In cod we trust
MANILA, Philippines – When Cris and husband Nick Barancik discovered Portuguese cuisine on a trip to Macau, it was as if the two epicurean explorers had set foot on a culinary land of promise. The couple’s taste buds would soon garner great expectations for the espetada (bay leaf-skewered beef tenderloin, seafood and vegetables), and the distinctive bacalhau (cod) dishes, chasing these Portuguese staples in every country they journeyed to.
“We fell in love with the cuisine but when we’d come back home, we would wonder why it was unavailable in the Philippines,” Cris explains what pushed the Baranciks to set up O’Sonho, their Portuguese fusion restaurant on Makati’s Jupiter St.
At O’Sonho, pronounced “o-son-yo” and Portuguese for “The Dream,” many would agree that the cuisine’s absence from our soil is definitely not because of the taste. Of course, Cris and her husband’s wild passion for such revelatory cooking is what has turned their gastronomic dream into their customers’ as well.
The spoonful of Bacalhau de O’Sonho I’d heaped onto a broken-off chip of pita was a seafarer’s reverie that slowly unfolded on my tongue; the brininess of the traditional specialty tempered by a mishmash of carrots, potatoes, chickpeas, and tomato chunks that buoy up the stewed flakes of salted codfish. The Caldo Verde is an understated soup with its puree of cabbage and potatoes prepping my palate for such a cod-send. From that first hearty bite of bread-cushioned bacalhau, you will know why cod is the king fish in a country bordered mostly by the Atlantic. At O’Sonho, bacalhau is just as revered, prepared also in a cream-based variant or as tomato-based pasta with capers and black olives — each recipe intensifying the cod’s delightful complexity.

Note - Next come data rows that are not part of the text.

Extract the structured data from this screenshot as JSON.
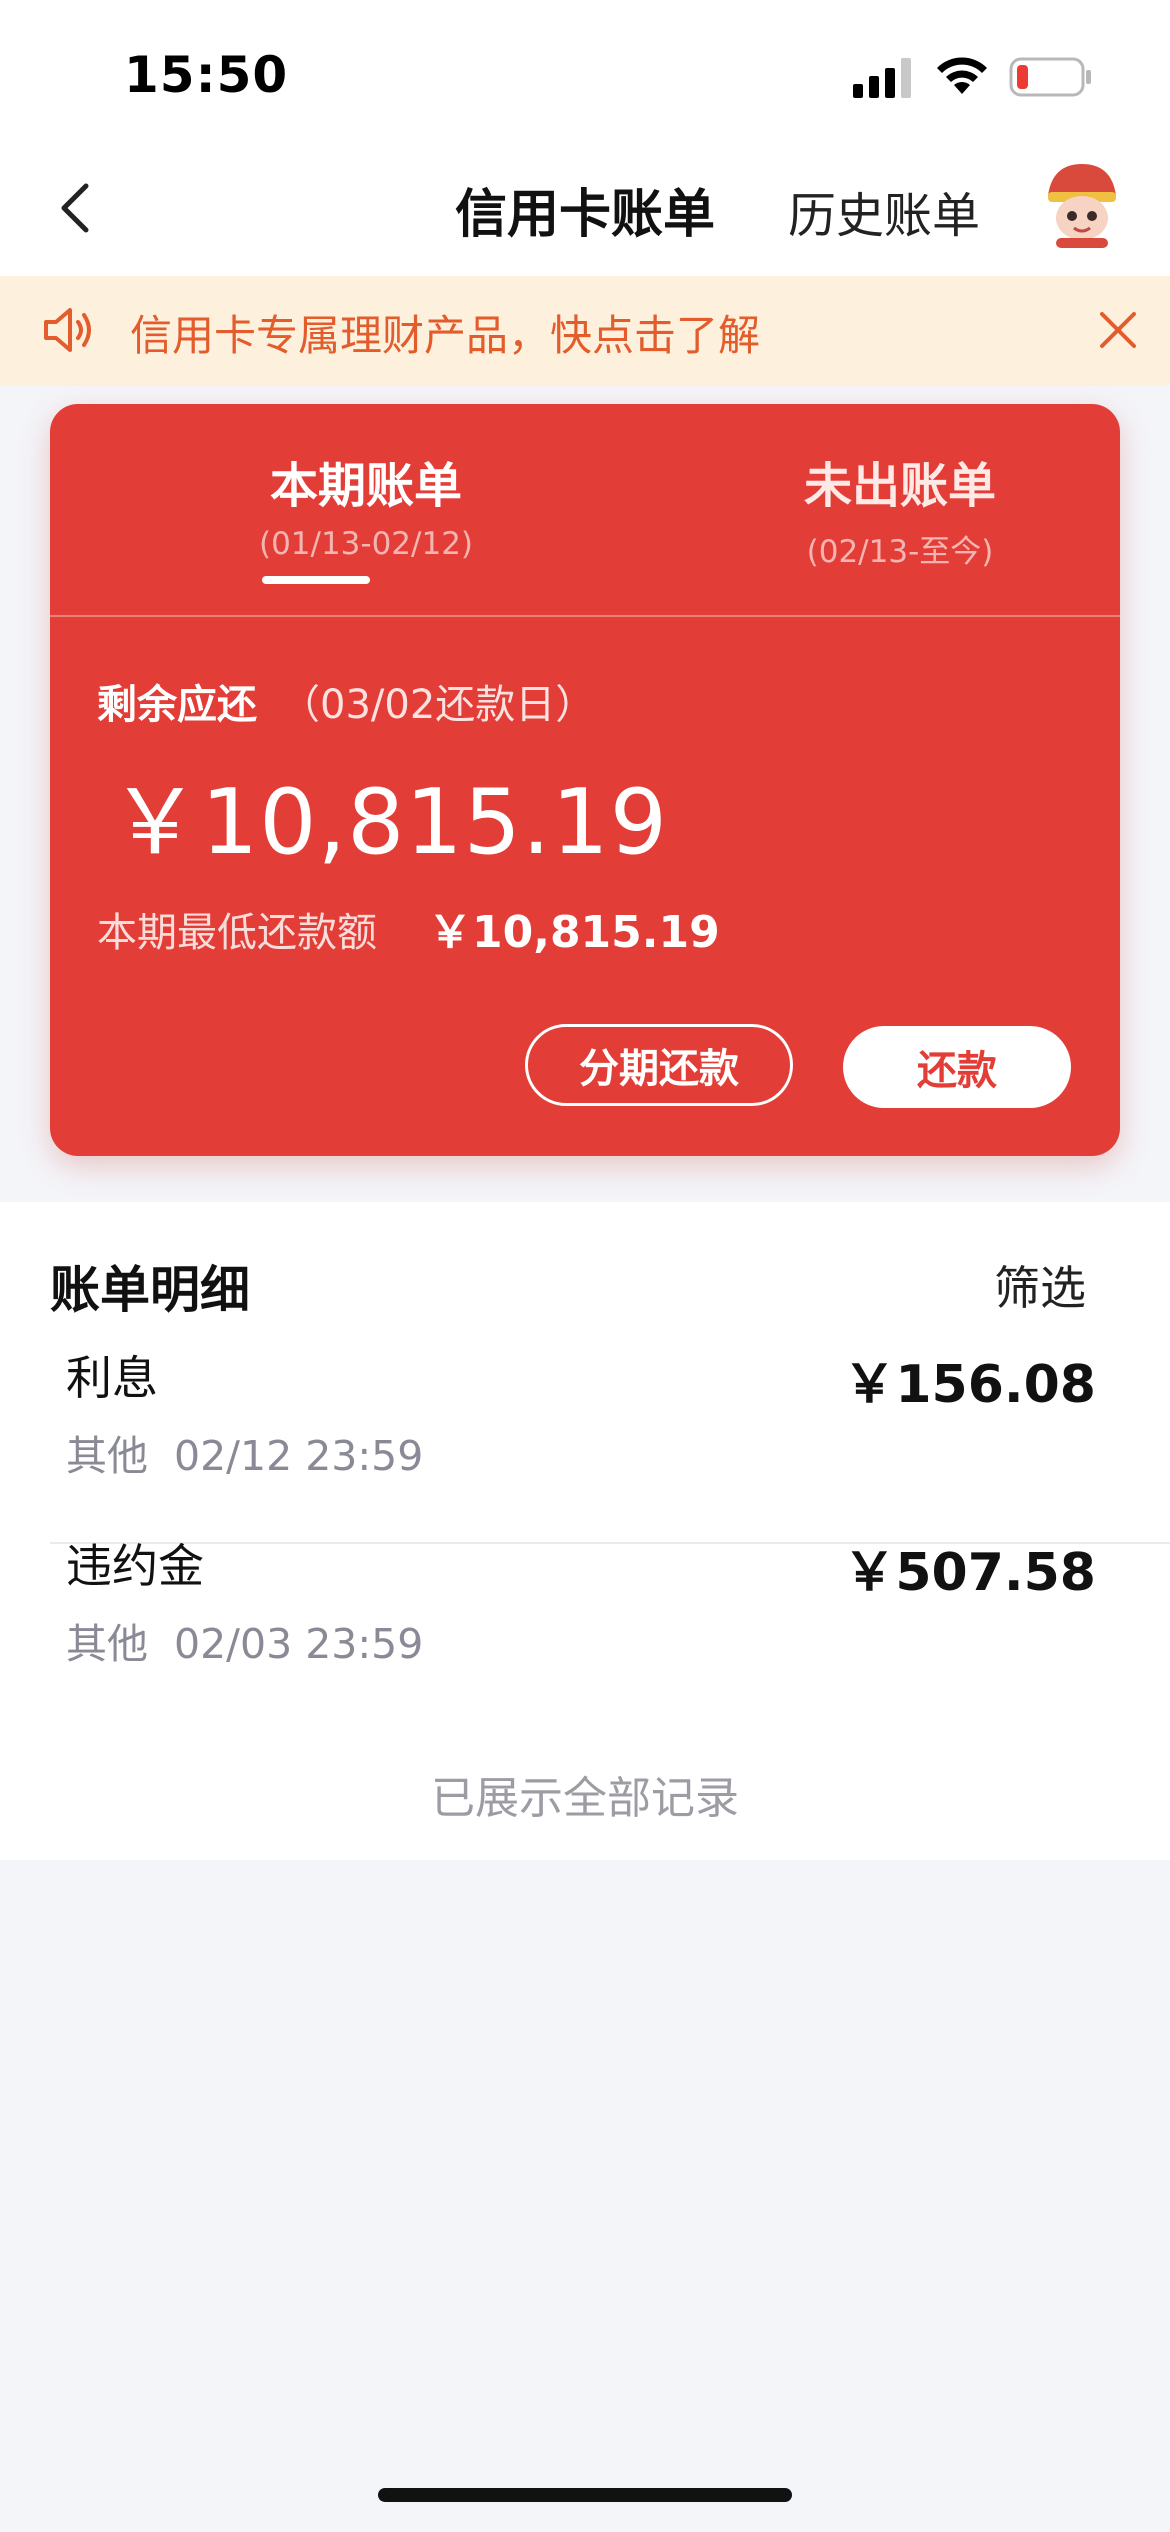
{
  "status_bar": {
    "time": "15:50"
  },
  "nav": {
    "title": "信用卡账单",
    "history": "历史账单"
  },
  "notice": {
    "text": "信用卡专属理财产品，快点击了解"
  },
  "card": {
    "tabs": [
      {
        "label": "本期账单",
        "range": "(01/13-02/12)"
      },
      {
        "label": "未出账单",
        "range": "(02/13-至今)"
      }
    ],
    "remaining_label": "剩余应还",
    "due_date": "（03/02还款日）",
    "remaining_amount": "￥10,815.19",
    "min_label": "本期最低还款额",
    "min_amount": "￥10,815.19",
    "installment_button": "分期还款",
    "repay_button": "还款"
  },
  "details": {
    "title": "账单明细",
    "filter": "筛选",
    "items": [
      {
        "name": "利息",
        "category": "其他",
        "time": "02/12 23:59",
        "amount": "￥156.08"
      },
      {
        "name": "违约金",
        "category": "其他",
        "time": "02/03 23:59",
        "amount": "￥507.58"
      }
    ],
    "footer": "已展示全部记录"
  },
  "colors": {
    "brand_red": "#e23d36",
    "notice_bg": "#fdf0dc",
    "notice_text": "#e35c2c"
  },
  "icons": [
    "back-icon",
    "speaker-icon",
    "close-icon",
    "signal-icon",
    "wifi-icon",
    "battery-icon",
    "avatar"
  ]
}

In fact, the Portuguese spice infused in O’Sonho’s dishes is the sort that accommodates all — especially when washed down with a bottle of Cerveza Negra or a glass of Arkel Merlot, the restaurant’s house wine. Apart from sending customers off on a gustatory voyage — represented by its sepia wall mural of ships out at sea — O’Sonho makes quite the liquor lounge as it is open till 2 a.m. on weekends. A pool deck vibe with plush banquettes and sunset stripes on white walls is as conducive to cocktail swilling as forking an appetizer sizzling from a hot plate — or both.

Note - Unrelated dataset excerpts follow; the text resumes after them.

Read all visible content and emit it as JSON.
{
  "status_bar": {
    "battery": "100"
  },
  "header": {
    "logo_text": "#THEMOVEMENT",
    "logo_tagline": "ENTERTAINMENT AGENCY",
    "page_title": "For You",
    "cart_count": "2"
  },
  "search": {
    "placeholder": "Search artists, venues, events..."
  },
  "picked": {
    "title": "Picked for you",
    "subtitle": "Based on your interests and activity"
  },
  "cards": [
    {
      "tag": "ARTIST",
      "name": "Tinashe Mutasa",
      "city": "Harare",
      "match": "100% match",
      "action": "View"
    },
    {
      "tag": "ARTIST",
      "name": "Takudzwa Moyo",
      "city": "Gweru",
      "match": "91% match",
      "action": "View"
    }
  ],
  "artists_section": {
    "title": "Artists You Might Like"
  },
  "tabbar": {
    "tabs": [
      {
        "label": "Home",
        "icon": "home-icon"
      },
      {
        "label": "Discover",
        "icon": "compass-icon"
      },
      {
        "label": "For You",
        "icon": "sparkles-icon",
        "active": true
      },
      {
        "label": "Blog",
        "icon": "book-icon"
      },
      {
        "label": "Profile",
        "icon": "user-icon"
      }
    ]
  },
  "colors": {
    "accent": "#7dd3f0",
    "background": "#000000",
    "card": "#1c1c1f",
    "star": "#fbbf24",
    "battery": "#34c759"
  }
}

Of course, O’Sonho’s tira gosto (appetizer) menu boasts concoctions enriched with just the right amount of kick, from the garlic-and-herb assault of succulent prawns that is the Portuguese gambas to the Picado, a salpicao rendering made more enticing with a hint of red wine and a crispy overlay of potato strings. Other flavorful feats are found in the prato principal (main course) selection: a quick-cook spice-fest of dry seafood paella; a belly buzz from coffee-marinated roast pork mounted on a bed of rosemary-and-tarragon-whipped potatoes; and the peri-peri chicken on fragrant chicken rice, which uses its signature peri-peri sauce to deliver a piquant punch to a pair of butterfly-cut chicken thighs. But whether you opt for the spiced chicken on a mound of sun-dried tomato-and-basil-tossed tagliatelle or roasted whole to serve your famished group of four to five, the house’s peri-peri sauce provides an appetizing attack of sweet, friendly fire rather than a red-hot chili raid.

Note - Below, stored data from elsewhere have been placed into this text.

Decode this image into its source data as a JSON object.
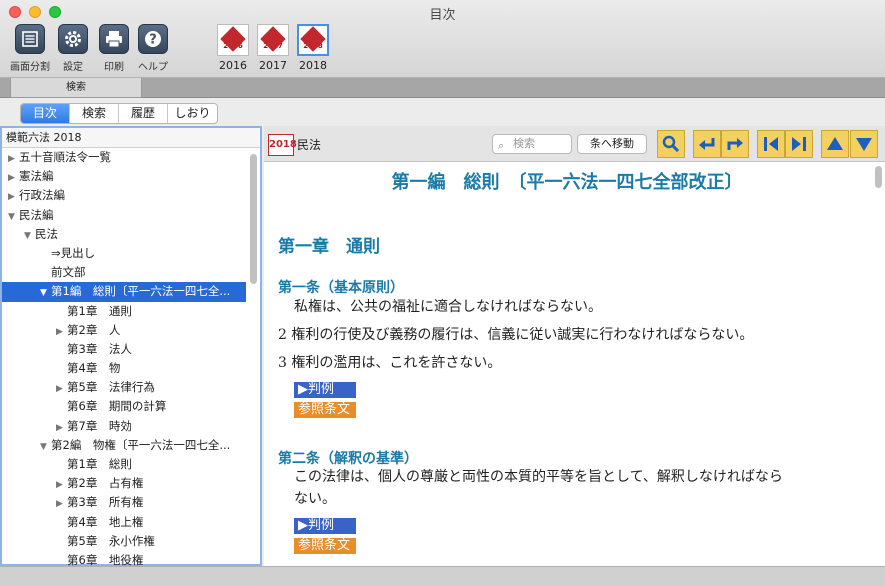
{
  "window": {
    "title": "目次"
  },
  "toolbar": {
    "tools": [
      {
        "name": "split-view",
        "label": "画面分割"
      },
      {
        "name": "settings",
        "label": "設定"
      },
      {
        "name": "print",
        "label": "印刷"
      },
      {
        "name": "help",
        "label": "ヘルプ"
      }
    ],
    "books": [
      {
        "cover_text": "2016",
        "label": "2016"
      },
      {
        "cover_text": "2017",
        "label": "2017"
      },
      {
        "cover_text": "2018",
        "label": "2018",
        "selected": true
      }
    ]
  },
  "search_tab": {
    "label": "検索"
  },
  "segments": [
    {
      "label": "目次",
      "active": true
    },
    {
      "label": "検索"
    },
    {
      "label": "履歴"
    },
    {
      "label": "しおり"
    }
  ],
  "sidebar": {
    "title": "模範六法 2018",
    "items": [
      {
        "label": "五十音順法令一覧",
        "level": 0,
        "arrow": "right"
      },
      {
        "label": "憲法編",
        "level": 0,
        "arrow": "right"
      },
      {
        "label": "行政法編",
        "level": 0,
        "arrow": "right"
      },
      {
        "label": "民法編",
        "level": 0,
        "arrow": "down"
      },
      {
        "label": "民法",
        "level": 1,
        "arrow": "down"
      },
      {
        "label": "⇒見出し",
        "level": 2,
        "arrow": ""
      },
      {
        "label": "前文部",
        "level": 2,
        "arrow": ""
      },
      {
        "label": "第1編　総則〔平一六法一四七全...",
        "level": 2,
        "arrow": "down",
        "selected": true
      },
      {
        "label": "第1章　通則",
        "level": 3,
        "arrow": ""
      },
      {
        "label": "第2章　人",
        "level": 3,
        "arrow": "right"
      },
      {
        "label": "第3章　法人",
        "level": 3,
        "arrow": ""
      },
      {
        "label": "第4章　物",
        "level": 3,
        "arrow": ""
      },
      {
        "label": "第5章　法律行為",
        "level": 3,
        "arrow": "right"
      },
      {
        "label": "第6章　期間の計算",
        "level": 3,
        "arrow": ""
      },
      {
        "label": "第7章　時効",
        "level": 3,
        "arrow": "right"
      },
      {
        "label": "第2編　物権〔平一六法一四七全...",
        "level": 2,
        "arrow": "down"
      },
      {
        "label": "第1章　総則",
        "level": 3,
        "arrow": ""
      },
      {
        "label": "第2章　占有権",
        "level": 3,
        "arrow": "right"
      },
      {
        "label": "第3章　所有権",
        "level": 3,
        "arrow": "right"
      },
      {
        "label": "第4章　地上権",
        "level": 3,
        "arrow": ""
      },
      {
        "label": "第5章　永小作権",
        "level": 3,
        "arrow": ""
      },
      {
        "label": "第6章　地役権",
        "level": 3,
        "arrow": ""
      }
    ]
  },
  "content": {
    "year_badge": "2018",
    "law_name": "民法",
    "search_placeholder": "検索",
    "goto_label": "条へ移動",
    "part_title": "第一編　総則　〔平一六法一四七全部改正〕",
    "chapter_title": "第一章　通則",
    "article1_title": "第一条（基本原則）",
    "article1_p1": "私権は、公共の福祉に適合しなければならない。",
    "article1_p2": "2 権利の行使及び義務の履行は、信義に従い誠実に行わなければならない。",
    "article1_p3": "3 権利の濫用は、これを許さない。",
    "case_label": "▶判例",
    "ref_label": "参照条文",
    "article2_title": "第二条（解釈の基準）",
    "article2_p1": "この法律は、個人の尊厳と両性の本質的平等を旨として、解釈しなければなら",
    "article2_p2": "ない。"
  },
  "colors": {
    "accent": "#2869d8",
    "heading": "#1a7ba8",
    "case_tag": "#3a63c9",
    "ref_tag": "#e98c2a",
    "nav_button": "#f4d060"
  }
}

Prices are just as friendly what with uniquely tangy appetizers — mozzarella-coated veggie fritters, maybe, or a platter of Portuguese chorizo — costing less than P300 (not to mention all dishes are cooked with the purest olive oil) and a towering fresh-fruit milk smoothie like peaches and cream or strawberry banana marked at P130 and below.
“With the pricing, our consultants say we’re the worst business people,” says Cris, when adding up the cost-effectiveness — exquisite eats for less — of O’Sonho’s Angus ribeye or her favorite, Chilean sea bass with a playful lemon-butter sauce. “It’s a passion, more than anything else. We just want people to be able to try Portuguese food and fall in love with it like we have. And I think we represent everybody in terms of wanting to eat well but not having to pay gourmet prices. That’s the dream, really.”